About 5 percent of members who cancelled their memberships due to lockdown have rejoined, Zirlen said, and 28 percent of overall sign-ups since COVID are prior Planet Fitness patrons.
Conway, the Health EIC, said she’ll be “interested” to see if gyms make a grand comeback. People still want to work out, no doubt, but they’ve become accustomed to their at-home routines. “I have spoken with fitness professionals and studio owners, and many of them are going to continue with the digital offerings,” she said.
Todd, the writer at Self, said she’s not “rushing to get back” to her regular fitness classes. “I can see it becoming a hybrid situation, where people treat themselves to an in-person yoga class or go to the gym once a week, and supplement that with doing things at home.”
Rebecca Skolnick is a licensed clinical psychologist and co-founder of the Mindwell NYC therapy group.
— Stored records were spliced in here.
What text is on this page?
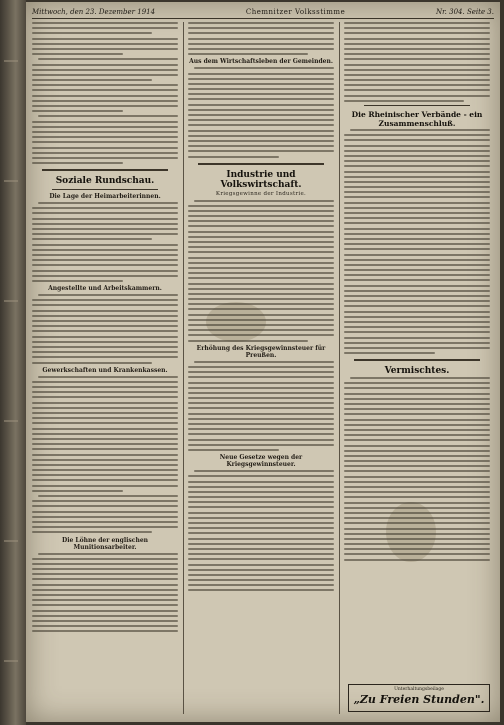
Mittwoch, den 23. Dezember 1914	Chemnitzer Volksstimme	Nr. 304. Seite 3.
Soziale Rundschau.
Die Lage der Heimarbeiterinnen.
Angestellte und Arbeitskammern.
Gewerkschaften und Krankenkassen.
Die Löhne der englischen Munitionsarbeiter.
Aus dem Wirtschaftsleben der Gemeinden.
Industrie und Volkswirtschaft.
Kriegsgewinne der Industrie.
Erhöhung des Kriegsgewinnsteuer für Preußen.
Neue Gesetze wegen der Kriegsgewinnsteuer.
Die Rheinischer Verbände - ein Zusammenschluß.
Vermischtes.
Unterhaltungsbeilage
„Zu Freien Stunden".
She specializes in eating disorders and body image issues.
Sometimes Skolnick asks clients to work on “mindfully describing” their bodies from head to toe. “I have them get in front of a full-length mirror, and describe their body in an objective way,” she said. “Like they were talking to someone who was blind, without using judgmental terms or saying they love or hate a certain part. Doing that repeatedly can be really helpful in breaking associations with body and negative judgements.”
Amy Shapiro, a New York nutritionist, has seen a “constant hum” of client intake since December, more so than usual. “I have more weight loss clients in this period of time, that’s typical,” she said. “It’s universal, from teenagers to women and men. There is no discrimination. I have a client who’s about to celebrate her 70th birthday.”
Shapiro describes the upcoming months as a “coming out party” for the world. “People are wondering, ‘Holy shit, how am I going to present myself back to my coworkers when I’ve been staging myself on Zoom calls with lighting and makeup?’ There’s a little bit of a panic,” she said.
People might be dreading a “return to normal,” but Shapiro added that might help some with weight loss. “I tell clients that once we get back to doing the things we love, those pounds will shed themselves,” she said. “I don’t think people trust or believe that, but I push that message. With regular routine, things fall back into place.”
That’s something even Conway, a health editor, has struggled with. She usually exercises every morning, but then sits down to work for seven or eight hours. “It’s surprising how fast an hour can go by that you’re just sitting there,” Conway said. “I’ve finally started listening to my Apple Watch when it tells me to get up every hour. Just go move for a few minutes, that’s something new for me.”
Conway knows she’s not alone. “A lot of people have been sedentary, and there are concerns about going back to work—they might feel more winded going up a flight of stairs,” she said. “So moving your body throughout the day is certainly something we’ll encourage. It’s not about ‘how to lose the quarantine 15.’ It’s about making people feel good.”
That’s all Williams, who went back to yoga this week, wants with her routine. “There’s this fallacy that we exercise so we can be pleasing for other people,” she said. “But it’s not about being show ponies. I think returning to the world now might help us learn how to be better individuals and companions for each other.”